On Saturday the Chinese authorities defended their response to the violence in Lhasa.
"We fired no gunshots," said Qiangba Puncog, chairman of the Tibet Autonomous Regional Government, according to state media.
But Tibetan advocacy groups and witnesses in Lhasa offered contradictory accounts. The Tibetan government in exile said at least 30 Tibetans died in the protests, according to Agence France- Presse. Witnesses told Radio Free Asia, the nonprofit news agency financed by the U.S. government, that numerous Tibetans were dead.
Foreign journalists are being restricted from traveling to Lhasa, and the precise death toll remains unknown. State media reported 10 deaths and characterized most of them as shopkeepers. The government's official news agency, Xinhua, reported that the victims had been "burned to death."
Chinese officials demanded the surrender of the "lawbreakers" in Lhasa and offered leniency to people who turned themselves in to the authorities by midnight Monday. Senior officials described the unrest as "sabotage" orchestrated by the Dalai Lama and credited the military police for rescuing 580 people from banks, schools and hospitals that were set afire by rioters.
Witnesses in Lhasa on Saturday reported seeing large numbers of military police, armored vehicles and, according to a few reports, tanks.
Several residents, reached by telephone, said that an uneasy calm had settled over the city. Tibetans living in the suburbs said officers were blocking people from entering the city center. Power and telephone service, suspended in some neighborhoods on Friday, was being restored on Saturday. Traffic was light on city streets, while most shops were closed.
It is still uncertain what set off Friday's unrest. Tibetan advocates say ordinary Tibetans began rioting after military police officers attacked monks trying to protest outside a monastery .

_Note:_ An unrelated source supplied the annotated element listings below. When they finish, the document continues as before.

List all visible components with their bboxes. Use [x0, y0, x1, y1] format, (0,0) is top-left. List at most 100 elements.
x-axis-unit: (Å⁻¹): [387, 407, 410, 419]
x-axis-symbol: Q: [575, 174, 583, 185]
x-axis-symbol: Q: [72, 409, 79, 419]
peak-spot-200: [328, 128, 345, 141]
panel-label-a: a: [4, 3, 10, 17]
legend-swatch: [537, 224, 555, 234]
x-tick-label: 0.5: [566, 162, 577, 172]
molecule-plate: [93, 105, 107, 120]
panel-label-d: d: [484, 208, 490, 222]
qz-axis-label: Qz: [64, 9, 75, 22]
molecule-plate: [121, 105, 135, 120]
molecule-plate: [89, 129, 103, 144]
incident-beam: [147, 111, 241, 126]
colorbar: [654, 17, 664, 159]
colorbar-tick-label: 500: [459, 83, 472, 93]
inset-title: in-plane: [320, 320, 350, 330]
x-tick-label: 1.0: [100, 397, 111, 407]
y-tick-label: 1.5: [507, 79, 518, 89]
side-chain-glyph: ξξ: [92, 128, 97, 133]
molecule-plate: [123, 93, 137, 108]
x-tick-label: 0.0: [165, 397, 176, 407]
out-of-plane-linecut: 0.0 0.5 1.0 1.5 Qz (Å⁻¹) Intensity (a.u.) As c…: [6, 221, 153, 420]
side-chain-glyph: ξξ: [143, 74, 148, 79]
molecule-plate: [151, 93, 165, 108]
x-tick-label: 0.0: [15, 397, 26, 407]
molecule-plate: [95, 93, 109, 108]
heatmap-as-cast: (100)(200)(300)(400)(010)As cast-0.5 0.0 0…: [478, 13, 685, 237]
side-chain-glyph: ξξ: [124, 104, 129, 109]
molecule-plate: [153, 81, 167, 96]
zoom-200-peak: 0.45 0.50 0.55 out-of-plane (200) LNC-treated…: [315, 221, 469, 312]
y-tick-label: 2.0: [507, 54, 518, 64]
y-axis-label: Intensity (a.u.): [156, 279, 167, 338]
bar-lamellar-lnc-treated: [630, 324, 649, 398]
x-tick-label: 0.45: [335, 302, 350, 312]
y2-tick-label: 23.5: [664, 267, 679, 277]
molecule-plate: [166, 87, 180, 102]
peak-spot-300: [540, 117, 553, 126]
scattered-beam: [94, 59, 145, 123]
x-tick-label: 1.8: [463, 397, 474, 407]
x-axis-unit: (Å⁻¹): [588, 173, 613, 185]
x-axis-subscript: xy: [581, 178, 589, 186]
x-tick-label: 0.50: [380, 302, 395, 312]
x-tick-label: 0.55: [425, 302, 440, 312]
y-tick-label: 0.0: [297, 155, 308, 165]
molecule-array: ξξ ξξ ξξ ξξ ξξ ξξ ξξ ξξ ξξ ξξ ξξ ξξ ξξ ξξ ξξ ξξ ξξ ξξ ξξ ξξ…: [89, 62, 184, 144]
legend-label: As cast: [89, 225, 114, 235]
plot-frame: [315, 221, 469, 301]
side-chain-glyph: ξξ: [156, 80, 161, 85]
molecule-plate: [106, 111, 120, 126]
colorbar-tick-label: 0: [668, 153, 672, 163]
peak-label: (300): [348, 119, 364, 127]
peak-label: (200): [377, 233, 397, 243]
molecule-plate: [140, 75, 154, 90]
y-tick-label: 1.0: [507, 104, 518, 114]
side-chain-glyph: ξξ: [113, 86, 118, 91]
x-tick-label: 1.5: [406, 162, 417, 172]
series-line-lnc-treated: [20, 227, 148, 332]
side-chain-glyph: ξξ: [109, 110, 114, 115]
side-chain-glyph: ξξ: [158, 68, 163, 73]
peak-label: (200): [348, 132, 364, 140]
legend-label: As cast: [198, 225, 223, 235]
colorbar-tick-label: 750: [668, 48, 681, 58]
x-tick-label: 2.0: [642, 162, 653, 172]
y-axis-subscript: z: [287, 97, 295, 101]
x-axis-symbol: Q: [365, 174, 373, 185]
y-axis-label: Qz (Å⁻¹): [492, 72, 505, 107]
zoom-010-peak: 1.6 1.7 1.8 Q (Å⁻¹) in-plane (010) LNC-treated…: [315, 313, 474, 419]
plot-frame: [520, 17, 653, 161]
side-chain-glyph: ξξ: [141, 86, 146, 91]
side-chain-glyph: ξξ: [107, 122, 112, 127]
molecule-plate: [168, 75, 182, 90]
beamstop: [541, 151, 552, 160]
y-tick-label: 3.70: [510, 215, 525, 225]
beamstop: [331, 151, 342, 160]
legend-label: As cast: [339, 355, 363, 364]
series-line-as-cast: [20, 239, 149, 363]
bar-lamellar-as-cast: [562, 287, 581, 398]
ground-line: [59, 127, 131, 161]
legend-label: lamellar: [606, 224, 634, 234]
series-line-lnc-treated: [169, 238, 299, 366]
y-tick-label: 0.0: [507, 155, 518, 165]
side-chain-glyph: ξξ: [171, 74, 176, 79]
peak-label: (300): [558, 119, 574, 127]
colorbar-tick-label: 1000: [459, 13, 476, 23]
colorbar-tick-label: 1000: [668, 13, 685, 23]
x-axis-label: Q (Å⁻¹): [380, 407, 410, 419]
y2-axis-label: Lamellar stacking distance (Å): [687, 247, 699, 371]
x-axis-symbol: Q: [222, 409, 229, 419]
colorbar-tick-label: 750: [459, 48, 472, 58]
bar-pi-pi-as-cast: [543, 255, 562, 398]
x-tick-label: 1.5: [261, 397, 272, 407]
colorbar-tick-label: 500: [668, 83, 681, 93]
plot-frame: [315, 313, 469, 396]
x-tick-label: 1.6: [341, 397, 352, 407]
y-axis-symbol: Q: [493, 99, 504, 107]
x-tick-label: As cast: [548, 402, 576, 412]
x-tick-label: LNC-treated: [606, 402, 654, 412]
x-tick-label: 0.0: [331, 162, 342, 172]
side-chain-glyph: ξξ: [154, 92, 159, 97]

News agencies reported that foreign tourists are now being prohibited from entering Tibet. The U.S. Embassy in Beijing issued a new warning on Saturday advising American citizens about danger in Lhasa and other regions.
The Associated Press contributed to this report.
how it started
The latest unrest began Monday on the anniversary of a 1959 uprising against Chinese rule. Tibet was effectively independent for decades before communist troops entered in 1950.